A lot that happens in American politics is like Earnings Week on Wall Street: It's not how you do, it's how you do in relation to what you were expected to do.
Example: If you have a company that reports earnings per share of $1.15 and the Street predicted you would do $1.13 you're a big winner. But, if the Street's prediction was $1.17 per share, that same $1.15 is seen as a failure.
Last night Clinton and Trump did very well. They each won seven of the 11 states. By any measure that is a huge night.
Except it wasn't because - at least on the GOP side - Donald Trump was expected to win 10 of the 11 races. Ted Cruz was expected to win his home state of Texas, and he did.
But, if you had gone to Las Vegas and bet that the results would be: Trump 7, Cruz 3, Rubio 1 you would be reading this from your new beachfront home in the Bahamas.
There is no question that Clinton and Trump extended their delegate leads while shrinking the window through which their opponents have to climb to stop them from becoming their parties' nominees.
Marco Rubio who made great TV by teasing and chiding Trump all week finally won a contest when he won Minnesota. The results were:
That means: (A) Cruz can no longer say he is the only candidate to have beaten Trump and, (B) Trump can no longer say "Even when I've lost, I've come in second."
Cruz exceeded his Earnings per Share expectation by winning in Oklahoma and Alaska as well as Texas.
But, still, Trump won seven states from the Northeast (Vermont and Massachusetts) to the Deep South (Alabama and Georgia) and it was a big, big night for the Trump campaign.

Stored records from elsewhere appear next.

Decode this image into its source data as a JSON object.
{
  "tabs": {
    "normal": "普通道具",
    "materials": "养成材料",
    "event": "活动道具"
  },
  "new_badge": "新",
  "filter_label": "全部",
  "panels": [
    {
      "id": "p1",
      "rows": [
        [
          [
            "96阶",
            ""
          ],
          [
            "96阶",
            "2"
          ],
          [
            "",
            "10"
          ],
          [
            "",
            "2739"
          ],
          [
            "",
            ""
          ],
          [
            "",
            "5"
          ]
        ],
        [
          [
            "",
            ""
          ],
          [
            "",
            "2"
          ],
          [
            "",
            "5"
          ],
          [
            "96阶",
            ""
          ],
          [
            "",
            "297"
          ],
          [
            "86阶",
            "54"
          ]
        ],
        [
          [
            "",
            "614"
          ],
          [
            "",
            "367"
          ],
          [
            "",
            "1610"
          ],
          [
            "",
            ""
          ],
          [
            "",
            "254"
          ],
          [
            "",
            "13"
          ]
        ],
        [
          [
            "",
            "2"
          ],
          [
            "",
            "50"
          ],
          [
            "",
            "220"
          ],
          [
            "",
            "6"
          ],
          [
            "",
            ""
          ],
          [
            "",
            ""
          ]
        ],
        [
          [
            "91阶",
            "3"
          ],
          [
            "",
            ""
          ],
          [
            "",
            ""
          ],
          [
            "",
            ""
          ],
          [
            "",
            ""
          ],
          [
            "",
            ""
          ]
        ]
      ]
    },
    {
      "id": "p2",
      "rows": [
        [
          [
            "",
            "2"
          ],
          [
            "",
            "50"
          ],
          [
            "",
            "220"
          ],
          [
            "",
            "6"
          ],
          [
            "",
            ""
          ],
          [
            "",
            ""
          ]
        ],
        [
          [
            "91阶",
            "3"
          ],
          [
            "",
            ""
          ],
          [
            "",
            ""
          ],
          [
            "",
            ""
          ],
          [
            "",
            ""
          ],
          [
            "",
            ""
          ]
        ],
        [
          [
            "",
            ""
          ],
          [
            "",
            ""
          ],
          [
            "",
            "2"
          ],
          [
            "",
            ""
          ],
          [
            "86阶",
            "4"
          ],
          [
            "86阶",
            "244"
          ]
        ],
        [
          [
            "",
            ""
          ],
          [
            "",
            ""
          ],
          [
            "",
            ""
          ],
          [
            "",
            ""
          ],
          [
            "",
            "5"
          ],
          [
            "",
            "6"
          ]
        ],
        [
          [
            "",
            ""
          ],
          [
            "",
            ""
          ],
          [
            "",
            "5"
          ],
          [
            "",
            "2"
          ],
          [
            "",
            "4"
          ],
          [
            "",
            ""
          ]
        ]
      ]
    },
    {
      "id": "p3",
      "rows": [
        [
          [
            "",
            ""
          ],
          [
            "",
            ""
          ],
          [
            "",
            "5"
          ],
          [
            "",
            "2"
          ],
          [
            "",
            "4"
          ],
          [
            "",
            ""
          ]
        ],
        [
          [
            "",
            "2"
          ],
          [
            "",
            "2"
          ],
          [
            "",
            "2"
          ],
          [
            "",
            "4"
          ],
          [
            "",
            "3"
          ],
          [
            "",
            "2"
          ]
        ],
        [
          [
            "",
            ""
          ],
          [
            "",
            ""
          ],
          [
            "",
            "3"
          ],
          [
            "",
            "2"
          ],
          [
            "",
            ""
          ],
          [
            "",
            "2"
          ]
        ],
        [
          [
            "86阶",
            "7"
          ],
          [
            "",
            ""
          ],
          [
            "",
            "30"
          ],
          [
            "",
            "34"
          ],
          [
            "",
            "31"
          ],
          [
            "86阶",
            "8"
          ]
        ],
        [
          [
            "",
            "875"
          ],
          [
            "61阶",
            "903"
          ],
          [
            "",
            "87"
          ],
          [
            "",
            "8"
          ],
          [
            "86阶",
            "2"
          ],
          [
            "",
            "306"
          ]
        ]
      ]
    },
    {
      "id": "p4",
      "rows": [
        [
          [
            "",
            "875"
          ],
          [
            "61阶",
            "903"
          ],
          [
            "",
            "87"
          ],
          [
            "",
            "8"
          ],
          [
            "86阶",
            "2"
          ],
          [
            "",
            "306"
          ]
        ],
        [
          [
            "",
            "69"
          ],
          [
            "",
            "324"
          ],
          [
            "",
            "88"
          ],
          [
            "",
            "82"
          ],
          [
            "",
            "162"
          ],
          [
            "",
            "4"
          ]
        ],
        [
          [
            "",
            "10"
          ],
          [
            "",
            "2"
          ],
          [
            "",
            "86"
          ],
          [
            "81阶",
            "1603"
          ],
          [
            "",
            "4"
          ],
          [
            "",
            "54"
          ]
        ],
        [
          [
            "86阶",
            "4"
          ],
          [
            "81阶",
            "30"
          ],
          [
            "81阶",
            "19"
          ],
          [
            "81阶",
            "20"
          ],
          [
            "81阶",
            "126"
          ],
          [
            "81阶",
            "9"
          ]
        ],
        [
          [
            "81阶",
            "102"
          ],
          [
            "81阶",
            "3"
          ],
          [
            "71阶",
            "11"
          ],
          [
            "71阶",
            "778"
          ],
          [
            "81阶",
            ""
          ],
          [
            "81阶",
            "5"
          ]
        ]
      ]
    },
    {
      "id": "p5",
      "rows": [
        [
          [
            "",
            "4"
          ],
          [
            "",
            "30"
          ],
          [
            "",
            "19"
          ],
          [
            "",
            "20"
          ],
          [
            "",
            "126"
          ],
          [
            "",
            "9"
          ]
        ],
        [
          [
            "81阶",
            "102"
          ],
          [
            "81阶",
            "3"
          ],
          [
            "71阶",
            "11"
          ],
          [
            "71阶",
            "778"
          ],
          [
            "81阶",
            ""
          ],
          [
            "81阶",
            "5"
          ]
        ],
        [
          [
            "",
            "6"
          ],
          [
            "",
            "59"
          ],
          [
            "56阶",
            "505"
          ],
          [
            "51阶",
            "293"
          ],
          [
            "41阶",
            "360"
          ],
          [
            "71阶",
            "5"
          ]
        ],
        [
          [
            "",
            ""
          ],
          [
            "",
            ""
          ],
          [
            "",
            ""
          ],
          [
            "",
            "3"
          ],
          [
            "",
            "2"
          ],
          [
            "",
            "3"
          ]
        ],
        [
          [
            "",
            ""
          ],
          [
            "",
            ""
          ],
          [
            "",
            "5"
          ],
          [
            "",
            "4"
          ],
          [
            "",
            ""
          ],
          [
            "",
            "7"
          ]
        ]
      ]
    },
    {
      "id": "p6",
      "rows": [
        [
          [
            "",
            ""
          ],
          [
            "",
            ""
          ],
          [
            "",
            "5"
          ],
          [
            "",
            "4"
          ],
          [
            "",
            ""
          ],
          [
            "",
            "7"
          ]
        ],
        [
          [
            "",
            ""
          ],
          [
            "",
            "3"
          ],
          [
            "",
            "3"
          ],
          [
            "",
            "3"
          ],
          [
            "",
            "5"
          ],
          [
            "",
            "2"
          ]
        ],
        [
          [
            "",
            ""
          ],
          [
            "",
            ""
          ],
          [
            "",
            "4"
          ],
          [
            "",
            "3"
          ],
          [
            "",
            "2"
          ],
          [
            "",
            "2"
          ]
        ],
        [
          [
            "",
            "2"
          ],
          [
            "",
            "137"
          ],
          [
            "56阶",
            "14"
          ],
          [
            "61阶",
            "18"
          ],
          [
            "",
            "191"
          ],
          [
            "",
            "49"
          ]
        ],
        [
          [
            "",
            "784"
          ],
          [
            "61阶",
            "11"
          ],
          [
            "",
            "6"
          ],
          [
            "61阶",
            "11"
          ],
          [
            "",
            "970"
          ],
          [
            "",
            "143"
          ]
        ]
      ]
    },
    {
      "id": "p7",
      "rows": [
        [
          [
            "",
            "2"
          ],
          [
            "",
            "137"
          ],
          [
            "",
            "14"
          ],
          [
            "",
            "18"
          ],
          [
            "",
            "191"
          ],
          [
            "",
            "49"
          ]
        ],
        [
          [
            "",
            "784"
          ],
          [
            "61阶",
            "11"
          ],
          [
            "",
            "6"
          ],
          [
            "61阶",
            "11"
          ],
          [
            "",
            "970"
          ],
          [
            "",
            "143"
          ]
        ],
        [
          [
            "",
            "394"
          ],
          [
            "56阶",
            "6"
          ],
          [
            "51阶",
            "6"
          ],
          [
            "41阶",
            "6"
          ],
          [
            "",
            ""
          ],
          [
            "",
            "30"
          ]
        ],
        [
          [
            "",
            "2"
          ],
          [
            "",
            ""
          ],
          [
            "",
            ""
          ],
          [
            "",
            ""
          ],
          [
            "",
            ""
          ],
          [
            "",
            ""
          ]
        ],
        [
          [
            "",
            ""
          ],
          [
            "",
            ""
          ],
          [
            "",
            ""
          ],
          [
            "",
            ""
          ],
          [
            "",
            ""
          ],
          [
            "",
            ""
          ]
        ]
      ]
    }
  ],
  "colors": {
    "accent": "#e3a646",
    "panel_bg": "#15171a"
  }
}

On the Democrat side, Clinton has as good a night as Trump, but Bernie Sanders had a good night, too winning his home state of Vermont but also winning in Oklahoma, Minnesota and Colorado.
With Clinton's huge lead among "super delegates" - Members of Congress, party officials, past party and public officials - who aren't elected but pledge themselves to a candidate gives her a huge lead of 1,001 delegates (including 471 Super Delegates) to Sanders' 371 (22 Super Delegates) according to Bloomberg.
Some quick subtraction tells us that without the Super Delegates the score would be Clinton 530 - Sanders 349. Still a substantial lead but not overwhelming.
But, according to USA Today, Sanders raised over $40 million in February - FORTY MILLION - and is in for the long haul. There is no reason for him not to fight Clinton all the way to the convention floor in Philadelphia.
Back to the GOP, Donald Trump did a combo victory speech/press conference at his resort in Florida. That was strange enough, but he was introduced by his new best buddy, Chris Christie who was reduced to the "adoring spouse" role for the whole of the event.
Christie's "adoring" look is exactly what you would expect from a former federal prosecutor - not exactly sending out warmth and affection vibes.
According to the National Journal, here's what on the upcoming calendar for the next two weeks:
March 5 - Kansas Republican and Democratic caucuses, Kentucky Republican caucuses, Louisiana Republican and Democratic primaries, Maine Republican primary, Nebraska Democratic caucuses
March 6 - Puerto Rico Republican primary, Maine Democratic caucuses
March 8 - Hawaii Republican caucuses, Idaho Republican primary, Michigan Republican and Democratic primaries, Mississippi Republican and Democratic primaries
March 12 - District of Columbia Republican convention, Northern Mariana Islands Democratic caucuses
March 15 - Florida Republican and Democratic primaries, Illinois Republican and Democratic primaries, Missouri Republican and Democratic primaries, North Carolina Republican and Democratic primaries, Ohio Republican and Democratic primaries, Northern Mariana Islands Republican caucuses
All eyes will be pointing to Ohio (John Kasich's home turf) and Florida (Marco Rubio's). If either or both lose their home states, the prevailing theory is, they will have to drop out.
But, that's just the Street talking earnings per share. As always, we'll see what happens when people actually vote.